West Virginia University Genomics Core Facility

Bioinformatics
You've got data. We turn it into information


This is how I do some of the standard analyses. I am constantly evaluating and changing my procedures, so this may be out of date. You will want to change file names, directory structure, and such. If running on the HPC, you'll need to wrap the commands in a script to submit. You may (will) have to load modules, and some of the commands may be (are) slightly different on different machines.

RNA-Seq Workflow

For this analysis, I set up my working directory with the following sub-directories: reads which contains the raw fastq files, map which contains the output of the mapping program, count which will contain raw count files, and deseq which has the output of the deseq workflow. I generally do not do any quality trimming unless the quality is very bad. Be sure to look at your data first with fastQC to get a sense of what you have.

STAR Aligner

This produces an unsorted sam file.
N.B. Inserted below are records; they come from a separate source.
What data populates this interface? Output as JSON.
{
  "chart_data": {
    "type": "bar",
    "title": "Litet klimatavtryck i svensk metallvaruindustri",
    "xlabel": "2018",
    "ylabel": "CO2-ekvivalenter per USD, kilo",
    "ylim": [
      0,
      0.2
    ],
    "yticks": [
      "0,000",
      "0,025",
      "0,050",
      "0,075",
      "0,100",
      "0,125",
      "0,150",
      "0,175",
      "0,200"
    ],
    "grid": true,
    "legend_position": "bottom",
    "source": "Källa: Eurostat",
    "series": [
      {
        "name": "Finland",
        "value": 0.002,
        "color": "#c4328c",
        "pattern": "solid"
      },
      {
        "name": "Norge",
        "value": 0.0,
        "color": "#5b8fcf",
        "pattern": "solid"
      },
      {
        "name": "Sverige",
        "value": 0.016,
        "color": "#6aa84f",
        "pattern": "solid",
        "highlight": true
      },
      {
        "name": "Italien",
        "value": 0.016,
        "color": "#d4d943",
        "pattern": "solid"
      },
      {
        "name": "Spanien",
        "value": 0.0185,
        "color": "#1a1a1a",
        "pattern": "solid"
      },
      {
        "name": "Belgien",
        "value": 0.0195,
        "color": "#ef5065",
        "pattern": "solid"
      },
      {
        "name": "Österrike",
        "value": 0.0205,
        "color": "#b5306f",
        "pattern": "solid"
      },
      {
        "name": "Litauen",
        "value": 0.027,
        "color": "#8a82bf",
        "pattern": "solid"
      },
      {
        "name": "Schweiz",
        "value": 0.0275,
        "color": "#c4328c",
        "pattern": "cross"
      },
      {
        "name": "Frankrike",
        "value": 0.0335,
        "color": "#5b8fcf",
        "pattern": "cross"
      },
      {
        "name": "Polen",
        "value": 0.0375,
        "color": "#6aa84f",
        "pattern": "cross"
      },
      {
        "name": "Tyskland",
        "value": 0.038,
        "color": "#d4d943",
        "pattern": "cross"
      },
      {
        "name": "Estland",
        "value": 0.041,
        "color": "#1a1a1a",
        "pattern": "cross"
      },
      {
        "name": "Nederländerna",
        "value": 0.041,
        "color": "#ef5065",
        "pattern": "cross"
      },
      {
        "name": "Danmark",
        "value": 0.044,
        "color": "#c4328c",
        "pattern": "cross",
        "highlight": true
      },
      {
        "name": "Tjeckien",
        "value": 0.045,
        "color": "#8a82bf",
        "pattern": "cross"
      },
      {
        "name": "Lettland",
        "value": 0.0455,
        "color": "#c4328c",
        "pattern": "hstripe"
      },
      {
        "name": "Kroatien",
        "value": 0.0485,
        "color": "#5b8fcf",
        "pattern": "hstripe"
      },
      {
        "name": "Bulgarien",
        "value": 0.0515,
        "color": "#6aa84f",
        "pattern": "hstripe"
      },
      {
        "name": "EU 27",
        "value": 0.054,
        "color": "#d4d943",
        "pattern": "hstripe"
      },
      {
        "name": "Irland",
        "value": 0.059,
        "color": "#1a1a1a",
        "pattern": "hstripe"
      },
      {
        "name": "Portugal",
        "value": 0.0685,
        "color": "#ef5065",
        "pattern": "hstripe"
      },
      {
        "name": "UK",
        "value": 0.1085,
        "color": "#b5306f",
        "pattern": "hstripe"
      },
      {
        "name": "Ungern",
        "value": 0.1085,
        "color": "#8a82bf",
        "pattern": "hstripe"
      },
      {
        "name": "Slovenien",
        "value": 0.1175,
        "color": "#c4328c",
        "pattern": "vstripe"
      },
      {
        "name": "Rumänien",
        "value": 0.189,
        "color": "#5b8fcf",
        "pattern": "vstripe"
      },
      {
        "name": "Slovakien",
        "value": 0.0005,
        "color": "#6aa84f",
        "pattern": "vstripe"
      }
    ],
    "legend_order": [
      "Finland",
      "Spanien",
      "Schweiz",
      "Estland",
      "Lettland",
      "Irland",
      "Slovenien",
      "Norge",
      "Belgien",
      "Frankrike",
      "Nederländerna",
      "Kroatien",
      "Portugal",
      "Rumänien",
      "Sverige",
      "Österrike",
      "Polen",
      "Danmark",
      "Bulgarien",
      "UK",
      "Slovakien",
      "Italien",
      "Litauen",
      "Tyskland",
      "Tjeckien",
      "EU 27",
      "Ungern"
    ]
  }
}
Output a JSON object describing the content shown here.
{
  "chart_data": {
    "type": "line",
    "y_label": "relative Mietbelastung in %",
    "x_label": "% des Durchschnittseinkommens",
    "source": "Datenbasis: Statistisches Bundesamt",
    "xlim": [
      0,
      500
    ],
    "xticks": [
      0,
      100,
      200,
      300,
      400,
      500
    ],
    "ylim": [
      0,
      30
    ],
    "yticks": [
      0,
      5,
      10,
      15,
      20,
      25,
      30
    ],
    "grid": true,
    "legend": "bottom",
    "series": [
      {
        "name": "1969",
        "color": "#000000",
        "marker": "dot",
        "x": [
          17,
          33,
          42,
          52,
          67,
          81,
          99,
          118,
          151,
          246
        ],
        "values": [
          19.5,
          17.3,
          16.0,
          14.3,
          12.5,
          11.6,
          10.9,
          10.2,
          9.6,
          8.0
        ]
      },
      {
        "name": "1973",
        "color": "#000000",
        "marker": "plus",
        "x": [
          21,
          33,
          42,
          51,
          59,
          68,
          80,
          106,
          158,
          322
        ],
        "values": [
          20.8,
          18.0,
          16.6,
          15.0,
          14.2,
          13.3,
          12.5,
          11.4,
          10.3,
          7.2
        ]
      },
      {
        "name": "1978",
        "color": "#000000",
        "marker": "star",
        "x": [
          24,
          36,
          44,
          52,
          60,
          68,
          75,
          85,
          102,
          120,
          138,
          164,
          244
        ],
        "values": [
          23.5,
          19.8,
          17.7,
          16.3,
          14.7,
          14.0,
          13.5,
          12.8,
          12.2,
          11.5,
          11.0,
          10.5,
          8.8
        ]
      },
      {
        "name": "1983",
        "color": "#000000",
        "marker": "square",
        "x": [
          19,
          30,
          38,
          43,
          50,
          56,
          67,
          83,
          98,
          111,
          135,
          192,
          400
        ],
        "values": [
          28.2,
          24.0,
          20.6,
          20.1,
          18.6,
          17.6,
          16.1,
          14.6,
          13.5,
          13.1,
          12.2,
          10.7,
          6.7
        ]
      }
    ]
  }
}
This has to be done for every pair of fastq files, so its ususaly easiest to put this in a loop.
STAR --genomeDir ~/genome/sheep/star/ --genomeLoad NoSharedMemory --runThreadN 10 --outFileNamePrefix map/HL3_ --readFilesIn reads/9_2131ln_R1.fastq  reads/9_2131ln_R2.fastq 

featureCounts

Before running I usually rename the sam files. STAR names them prefixAligned.sam, and I dont like that, so I use a quick: for f in *.sam; do echo $f; mv $f ${f%Aligned*}.sam; done . This will give you just prefix.sam. Not necessary, just personal preference.
featureCounts *.sam -a ~/genome/sheep/annotation/oar3.1.gtf -B -o ../count/all.count -p -T 12 --ignoreDup
-p Use this for paired end reads. It will count the fragment once, not both ends.
-B Only count fragments that have both ends mapping.
--ignoreDup Only count uniquely mapping reads.
-T is number of threads to use.

I like to break the output file into a separate count file for each sample, labeled by sample name. This makes it easier to use subsets of the data if you have multiple comparissons. I do this with the unix command: for i in {7..13}; do echo $i; sed '1d' all.count | cut -f 1,$i > tmp; nm=`head -n 1 tmp | cut -f 2`; nm=${nm%.sam}; sed -i '1d' tmp; mv tmp $nm; done . Adjust the second number depending on hw many samples you have.

DESeq2

Do this in R.

I first write a parameter file as an R script:
# Organism
library('org.Hs.eg.db')
orgDB <- org.Hs.eg.db

# Input and Output

directory<-"count"
outDir <- "deseq"
outPrefix <- "Male_LVHvsNF"

# The Stats

PCA_Group <- 'condition'
design =~ condition + batch + bmi
contrast <- c('condition','LVH','NF')


# File Names and Conditions

sampleFiles <- c('106','44', '59', '63', '9', '20','74','78','79','81','84','90', '91', '34', '40', '77', '163','17', '99', '123')
sampleCondition <- c('LVH','LVH','LVH','LVH','NF','NF','NF','NF','NF','NF','NF','NF', 'LVH','LVH','LVH','LVH','LVH','LVH','LVH','LVH')
sampleBatch <- c('B1', 'B1', 'B1', 'B1', 'B1','B1','B1','B1','B1','B1','B1','B1', 'B2', 'B2', 'B2', 'B2', 'B2', 'B2', 'B2', 'B2')
sampleBMI <- c('L', 'O', 'O', 'L', 'L', 'O', 'L', 'O', 'O', 'O', 'L', 'L',  'L',  'L',  'O', 'O',  'L', 'O', 'O', 'O')
sampleSex <-  c('M', 'F', 'M', 'F', 'F', 'F', 'F', 'F', 'M', 'M', 'M', 'M',  'F',  'F',  'F', 'F',  'M', 'M', 'M', M')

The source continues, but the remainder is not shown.